Analysis of a novel sorting mechanism of soluble secretory proteins in the Golgi

2021 Fiscal Year Final Research Report

• Project/Area Number: 19H03220
• Research Category: Grant-in-Aid for Scientific Research (B)
• Allocation Type: Single-year Grants
• Section: 一般
• Review Section: Basic Section 44010:Cell biology-related
• Research Institution: Tohoku University
• Principal Investigator: Fukuda Mitsunori 東北大学, 生命科学研究科, 教授 (50311361)
• Project Period (FY): 2019-04-01 – 2022-03-31
• Keywords: 低分子量Gタンパク質Rab / 分泌経路 / 上皮細胞 / Rab panel / スクリーニング / ノックアウト細胞 / 可溶性蛋白質 / 膜輸送

Outline of Final Research Achievements

In the secretory pathway, soluble secretory proteins and membrane proteins are packed into small vesicles, which are transported from the endoplasmic reticulum (ER), to the Golgi apparatus, and eventually to the plasma membrane. In general, soluble secretory proteins and membrane proteins are packed into the “same transport vesicles” in the ER, and a similar mechanism is thought to be used when both proteins are sorted into transport vesicles even in the Golgi, although their sorting and transport mechanisms are poorly understood. In this study, we found that Rab6 plays an important role in secretion of soluble secretory proteins. In Rab6-knockout cells, secretion of soluble secretory proteins to the culture medium was generally impaired, whereas transport of transmembrane proteins to the plasma membrane was only mildly affected.
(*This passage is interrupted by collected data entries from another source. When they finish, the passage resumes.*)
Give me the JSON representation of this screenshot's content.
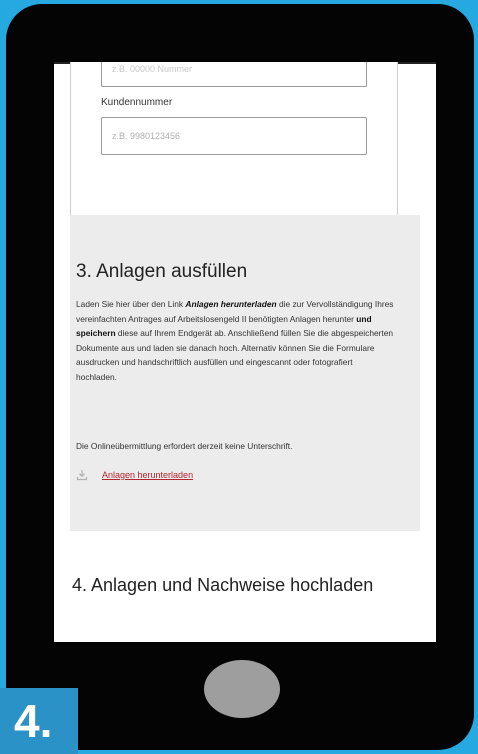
{
  "form": {
    "top_input_placeholder": "z.B. 00000 Nummer",
    "kundennummer_label": "Kundennummer",
    "kundennummer_placeholder": "z.B. 9980123456"
  },
  "section3": {
    "title": "3. Anlagen ausfüllen",
    "text_parts": {
      "p1": "Laden Sie hier über den Link ",
      "link_inline": "Anlagen herunterladen",
      "p2": " die zur Vervollständigung Ihres vereinfachten Antrages auf Arbeitslosengeld II benötigten Anlagen herunter ",
      "und_speichern": "und speichern",
      "p3": " diese auf Ihrem Endgerät ab. Anschließend füllen Sie die abgespeicherten Dokumente aus und laden sie danach hoch. Alternativ können Sie die Formulare ausdrucken und handschriftlich ausfüllen und eingescannt oder fotografiert hochladen."
    },
    "note": "Die Onlineübermittlung erfordert derzeit keine Unterschrift.",
    "download_link": "Anlagen herunterladen"
  },
  "section4": {
    "title": "4. Anlagen und Nachweise hochladen"
  },
  "badge": {
    "step": "4."
  },
  "colors": {
    "background": "#25a9e0",
    "phone": "#040404",
    "link": "#b3262e",
    "section_bg": "#ececec",
    "badge": "#2a92c7"
  },
  "icons": {
    "download": "download-icon"
  }
}
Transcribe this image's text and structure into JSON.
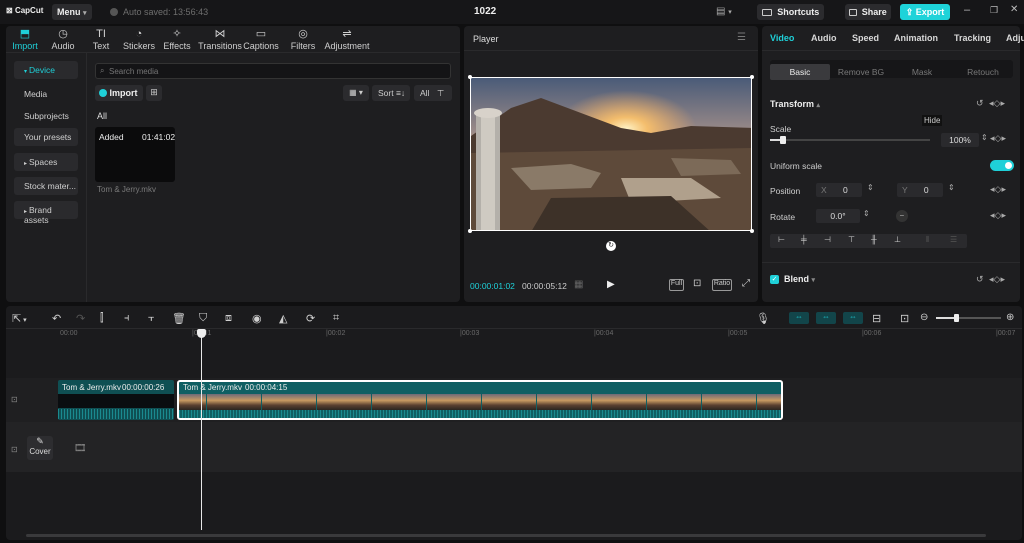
{
  "titlebar": {
    "app_name": "CapCut",
    "menu_label": "Menu",
    "autosave": "Auto saved: 13:56:43",
    "project_name": "1022",
    "shortcuts_label": "Shortcuts",
    "share_label": "Share",
    "export_label": "Export"
  },
  "media_tabs": [
    {
      "label": "Import",
      "icon": "import-icon",
      "glyph": "⬒"
    },
    {
      "label": "Audio",
      "icon": "audio-icon",
      "glyph": "◷"
    },
    {
      "label": "Text",
      "icon": "text-icon",
      "glyph": "TI"
    },
    {
      "label": "Stickers",
      "icon": "sticker-icon",
      "glyph": "◔"
    },
    {
      "label": "Effects",
      "icon": "effects-icon",
      "glyph": "✧"
    },
    {
      "label": "Transitions",
      "icon": "transitions-icon",
      "glyph": "⋈"
    },
    {
      "label": "Captions",
      "icon": "captions-icon",
      "glyph": "▭"
    },
    {
      "label": "Filters",
      "icon": "filters-icon",
      "glyph": "◎"
    },
    {
      "label": "Adjustment",
      "icon": "adjustment-icon",
      "glyph": "⇌"
    }
  ],
  "sidebar": {
    "items": [
      {
        "label": "Device",
        "arrow": "▾"
      },
      {
        "label": "Media",
        "arrow": ""
      },
      {
        "label": "Subprojects",
        "arrow": ""
      },
      {
        "label": "Your presets",
        "arrow": ""
      },
      {
        "label": "Spaces",
        "arrow": "▸"
      },
      {
        "label": "Stock mater...",
        "arrow": ""
      },
      {
        "label": "Brand assets",
        "arrow": "▸"
      }
    ]
  },
  "media": {
    "search_placeholder": "Search media",
    "import_label": "Import",
    "sort_label": "Sort",
    "all_label": "All",
    "section_label": "All",
    "clip": {
      "badge": "Added",
      "duration": "01:41:02",
      "filename": "Tom & Jerry.mkv"
    }
  },
  "player": {
    "title": "Player",
    "current_time": "00:00:01:02",
    "total_time": "00:00:05:12",
    "full_label": "Full",
    "ratio_label": "Ratio"
  },
  "inspector": {
    "tabs": [
      "Video",
      "Audio",
      "Speed",
      "Animation",
      "Tracking",
      "Adju"
    ],
    "sub_tabs": [
      "Basic",
      "Remove BG",
      "Mask",
      "Retouch"
    ],
    "transform_label": "Transform",
    "scale_label": "Scale",
    "scale_value": "100%",
    "scale_level": 0.08,
    "tooltip": "Hide",
    "uniform_scale_label": "Uniform scale",
    "uniform_scale_on": true,
    "position_label": "Position",
    "position_x_label": "X",
    "position_x": "0",
    "position_y_label": "Y",
    "position_y": "0",
    "rotate_label": "Rotate",
    "rotate_value": "0.0°",
    "blend_label": "Blend"
  },
  "timeline": {
    "ruler": [
      "00:00",
      "|00:01",
      "|00:02",
      "|00:03",
      "|00:04",
      "|00:05",
      "|00:06",
      "|00:07"
    ],
    "clip1": {
      "name": "Tom & Jerry.mkv",
      "duration": "00:00:00:26"
    },
    "clip2": {
      "name": "Tom & Jerry.mkv",
      "duration": "00:00:04:15"
    },
    "cover_label": "Cover"
  },
  "colors": {
    "accent": "#1fd0d8",
    "export_bg": "#1ed3d9",
    "clip_teal": "#0f5f63",
    "selected_border": "#ffffff"
  }
}
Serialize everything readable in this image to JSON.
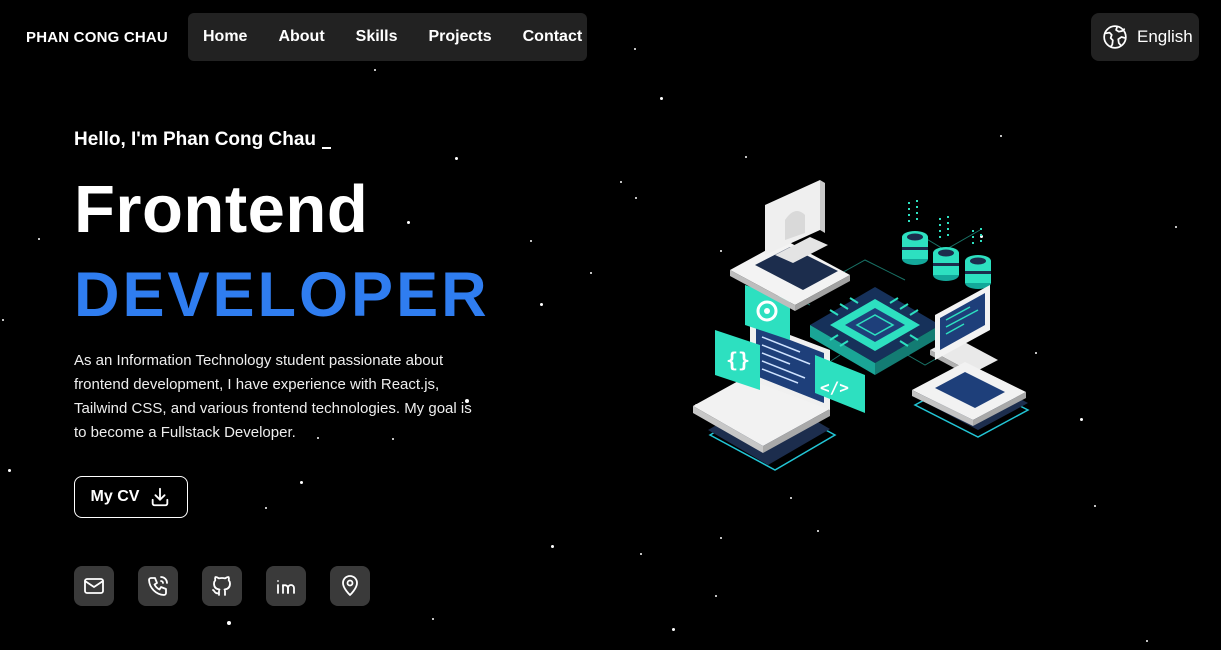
{
  "brand": "PHAN CONG CHAU",
  "nav": [
    "Home",
    "About",
    "Skills",
    "Projects",
    "Contact"
  ],
  "language": {
    "label": "English",
    "icon": "globe-icon"
  },
  "hero": {
    "greeting": "Hello, I'm Phan Cong Chau",
    "title_line1": "Frontend",
    "title_line2": "DEVELOPER",
    "description": "As an Information Technology student passionate about frontend development, I have experience with React.js, Tailwind CSS, and various frontend technologies. My goal is to become a Fullstack Developer.",
    "cv_button": "My CV"
  },
  "socials": [
    "mail-icon",
    "phone-icon",
    "github-icon",
    "linkedin-icon",
    "location-icon"
  ],
  "colors": {
    "accent": "#2f7df0",
    "background": "#000000",
    "panel": "#222222",
    "social_bg": "#3a3a3a",
    "teal": "#2de0c0"
  }
}
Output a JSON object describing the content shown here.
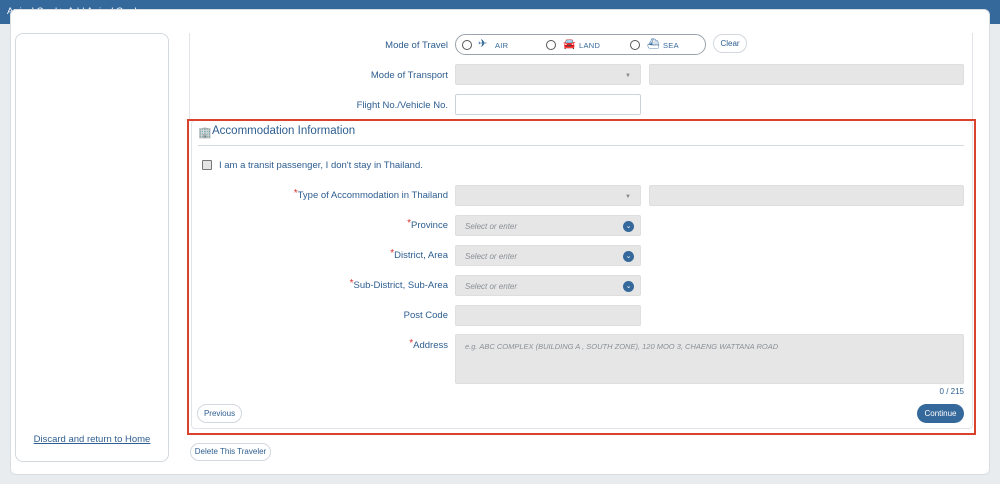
{
  "header": {
    "breadcrumb": "Arrival Card > Add Arrival Card"
  },
  "sidebar": {
    "discard_link": "Discard and return to Home"
  },
  "travel": {
    "mode_label": "Mode of Travel",
    "modes": [
      {
        "label": "AIR",
        "icon": "airplane-icon"
      },
      {
        "label": "LAND",
        "icon": "car-icon"
      },
      {
        "label": "SEA",
        "icon": "ship-icon"
      }
    ],
    "clear_button": "Clear",
    "transport_label": "Mode of Transport",
    "flight_label": "Flight No./Vehicle No.",
    "flight_value": ""
  },
  "accommodation": {
    "title": "Accommodation Information",
    "transit_checkbox_label": "I am a transit passenger, I don't stay in Thailand.",
    "required_mark": "*",
    "type_label": "Type of Accommodation in Thailand",
    "province_label": "Province",
    "province_placeholder": "Select or enter",
    "district_label": "District, Area",
    "district_placeholder": "Select or enter",
    "subdistrict_label": "Sub-District, Sub-Area",
    "subdistrict_placeholder": "Select or enter",
    "postcode_label": "Post Code",
    "address_label": "Address",
    "address_placeholder": "e.g. ABC COMPLEX (BUILDING A , SOUTH ZONE), 120 MOO 3, CHAENG WATTANA ROAD",
    "char_counter": "0 / 215"
  },
  "actions": {
    "previous": "Previous",
    "continue": "Continue",
    "delete_traveler": "Delete This Traveler"
  },
  "colors": {
    "primary": "#35689b",
    "highlight": "#d9432e",
    "field": "#e6e6e6"
  }
}
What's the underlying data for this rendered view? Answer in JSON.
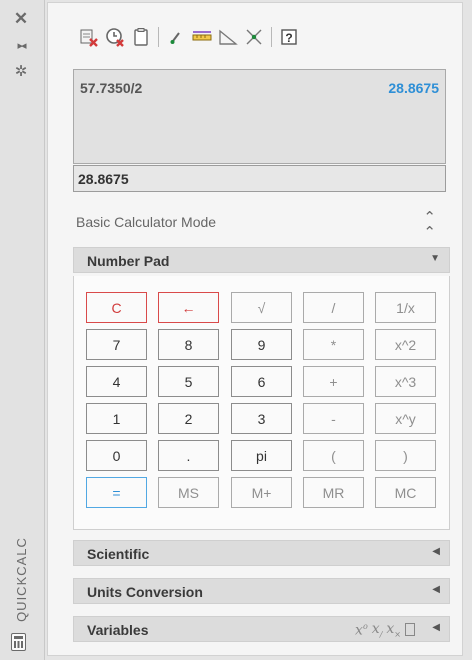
{
  "palette": {
    "title": "QUICKCALC"
  },
  "history": {
    "expression": "57.7350/2",
    "result": "28.8675"
  },
  "input": {
    "value": "28.8675"
  },
  "mode": {
    "label": "Basic Calculator Mode"
  },
  "sections": {
    "number_pad": "Number Pad",
    "scientific": "Scientific",
    "units": "Units Conversion",
    "variables": "Variables"
  },
  "keys": {
    "row1": [
      "C",
      "←",
      "√",
      "/",
      "1/x"
    ],
    "row2": [
      "7",
      "8",
      "9",
      "*",
      "x^2"
    ],
    "row3": [
      "4",
      "5",
      "6",
      "+",
      "x^3"
    ],
    "row4": [
      "1",
      "2",
      "3",
      "-",
      "x^y"
    ],
    "row5": [
      "0",
      ".",
      "pi",
      "(",
      ")"
    ],
    "row6": [
      "=",
      "MS",
      "M+",
      "MR",
      "MC"
    ]
  },
  "colors": {
    "accent_blue": "#2e8fd6",
    "accent_red": "#d13b3b"
  },
  "icons": {
    "strip": [
      "close-icon",
      "auto-hide-icon",
      "properties-icon",
      "calculator-icon"
    ],
    "toolbar": [
      "clear-icon",
      "clear-history-icon",
      "paste-icon",
      "get-coordinates-icon",
      "distance-icon",
      "angle-icon",
      "intersection-icon",
      "help-icon"
    ],
    "variables": [
      "new-variable-icon",
      "edit-variable-icon",
      "delete-variable-icon",
      "calculator-variable-icon"
    ]
  }
}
Based on our findings, we suggest that soluble secretory proteins and transmembrane proteins are mostly segregated into different post-Golgi vesicles.

Free Research Field

細胞生物学

Academic Significance and Societal Importance of the Research Achievements

本研究成果により、可溶性蛋白質と膜蛋白質は必ずしも同じ輸送小胞に選別されるのではなく、少なくともRab6非存在下では、両者が異なる小胞に選別されている可能性が極めて高いことが明らかになった。今後、Rab6に依存しない膜蛋白質の輸送の詳細な仕組みが明らかになれば、教科書の記載変更にもつながるものと期待される。
また、我々の体を構成する細胞は、コラーゲンなど生理学的に重要な様々な可溶性蛋白質を細胞外へと放出している。本研究により明らかになったRab6とその結合分子を介する分泌の詳細な分子基盤が明らかになれば、将来的には、薬剤スクリーニング等による人為的な分泌制御にも発展する可能性を秘めている。